1 Put three chairs in front of the class and ask for three volunteers to sit in them.
2 Tell the three people in the chairs that they are experts, but we don’t know yet what they are experts about.
3 Ask the class to choose a topic that the three students are experts about. The first time, accept simple and easily-understood topics like Food, Films, or Sport. Let’s say you choose Food. Tell the three volunteers that they are now experts about food and they are going to answer questions from the class about this topic. However, it is not quite as straightforward as that. When they answer the questions, they have to do it one word at a time, in sequence. Like this:
Student A: I …
Student B: think …
Student C: that …
Student A: it’s …
4 Invite the rest of the class to ask the experts a question about the chosen topic.
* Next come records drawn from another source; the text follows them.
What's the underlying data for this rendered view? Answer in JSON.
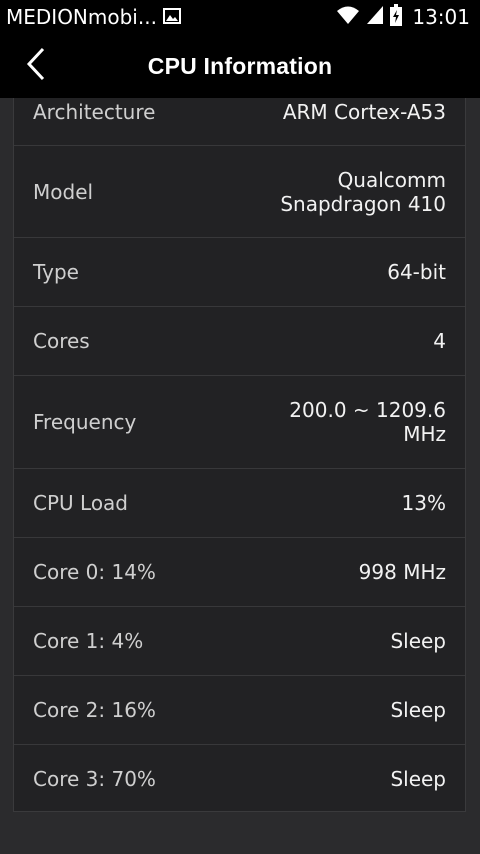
{
  "status_bar": {
    "carrier": "MEDIONmobi...",
    "time": "13:01",
    "icons": [
      "image-icon",
      "wifi-icon",
      "signal-icon",
      "battery-charging-icon"
    ]
  },
  "app_bar": {
    "title": "CPU Information",
    "back_icon": "chevron-left-icon"
  },
  "rows": [
    {
      "label": "Architecture",
      "value": "ARM Cortex-A53"
    },
    {
      "label": "Model",
      "value": "Qualcomm\nSnapdragon 410"
    },
    {
      "label": "Type",
      "value": "64-bit"
    },
    {
      "label": "Cores",
      "value": "4"
    },
    {
      "label": "Frequency",
      "value": "200.0 ~ 1209.6\nMHz"
    },
    {
      "label": "CPU Load",
      "value": "13%"
    },
    {
      "label": "Core 0: 14%",
      "value": "998 MHz"
    },
    {
      "label": "Core 1: 4%",
      "value": "Sleep"
    },
    {
      "label": "Core 2: 16%",
      "value": "Sleep"
    },
    {
      "label": "Core 3: 70%",
      "value": "Sleep"
    }
  ],
  "colors": {
    "background": "#2b2b2d",
    "list_background": "#222224",
    "bar_background": "#000000",
    "text_primary": "#f2f2f2"
  }
}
What is the most difficult dish to cook?
What is the healthiest food to eat?
The three experts then try to answer the question. Let them make their answer as long or as short as they like.
5 Let the class ask a maximum of three questions to the experts, then choose three new experts and a new topic for them. Continue the game for as long as you can allow.
Accept contractions – I’m, it’s, don’t,etc. – as one word.